Nathaniel Hawthorne – La casa dei sette abbaini

3 settimane fa

Il Bright Lights Bookclub continua la sua esplorazione del gotico americano con un nuovo romanzo che arricchisce il tema di nuovi aspetti. La casa dei sette abbaini di Nathaniel Hawthorne è stata la lettura del mese di novembre, un libro che ha permesso al gruppo di approfondire uno degli argomenti preferiti della letteratura gotica statunitense: il doloroso e controverso passato dell’intero popolo americano.

Al contrario di Edgard Allan Poe che ha interpretato il gotico inserendo sfumature psicologiche e introspettive ai suoi racconti, Hawthorne si muove all’esterno della mente americana e si sofferma sul territorio che conosce meglio, il New England. Culla degli insediamenti coloniali del Seicento, Hawthorne ambienta La casa dei sette abbaini proprio in questa regione, sottolineando così la radice profondamente puritana della città della storia che viene narrata.

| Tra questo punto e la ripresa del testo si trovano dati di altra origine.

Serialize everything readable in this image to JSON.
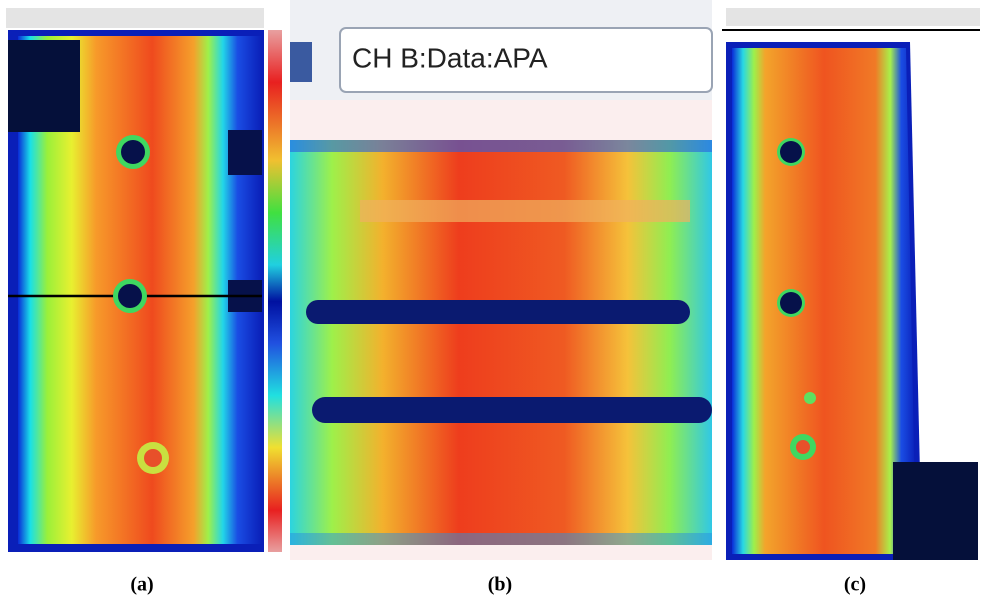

La famiglia Pyncheon è al centro del romanzo che si apre con una sua anziana rappresentante, Hepzibah. La vita della donna non è quella che ci si aspetterebbe da una famiglia tanto antica: la decadenza circonda tutti gli aspetti della sua quotidianità, dalle abitudini del risveglio fino alla casa che abita. Hepzibah, ancorata alla vita passata più altolocata, è costretta ad aprire un negozio per vivere. La sua sembra quasi la maledizione di chi ha vissuto troppo nell’agio e il narratore non nasconde che una maledizione, in realtà, esiste. I Pyncheon sono vittime, se così si può dire, di un sortilegio pronunciato secoli addietro dai Maule, la famiglia a cui il giudice Pyncheon aveva sottratto il terreno su cui è costruita proprio la casa dei sette abbaini.

La storia prende il via in un capitolo introduttivo in cui il narratore sembra inciampare nelle vicende presenti e passate dei Pyncheon, prendendo sempre più confidenza con la materia che sta trattando. La sua presenza, molto più ironica di quanto Hawthorne voglia far credere, dà modo al lettore di muoversi tra i secoli che separano Hepzibah e l’antenato giudice, il cui ritratto in salotto incute terrore a chiunque decida di avventurarsi nella casa dei sette abbaini.

Il gotico di Hawthorne si trova proprio negli interstizi di questo movimento irregolare avanti e indietro nel tempo del quale il narratore non nasconde le controversie. Né i Maule né i Pyncheon si salvano dal passato che li tormenta ogni giorno, nemmeno quando nella vita di Hepzibah e il fratello entra una figura che rompe la loro noiosa e decadente quotidianità. Si tratta di Phoebe, una ventata d’aria fresca che irrompe nella casa dei sette abbaini portando un fragile sentore di speranza ai suoi abitanti. Nonostante la sua presenza, la casa non cede il suo aspetto tetro e, a tratti, sovrannaturale.

È quest’ultimo elemento a dominare la dinamica del gotico di questo romanzo, soprattutto quando nella risoluzione finale delle vicende tutto sembra essere tornato al proprio posto. Anche in questo caso, La casa dei sette abbaini non risparmia il lettore: il testo gotico sotteso alla narrazione lavora proprio in contrasto con il testo dominante che propone la risoluzione, lasciando un ricordo stagnante delle ansie e preoccupazioni di un’intera generazione che vuole dimenticare il proprio passato tragico. Il parallelo tra l’ambiente domestico dei Pyncheon e quello sociale americano è servito e l’unica soluzione per entrambi che sembra suggerire Hawthorne è una tipica puritana: l’eterna espiazione all’interno di una narrazione di apparente redenzione.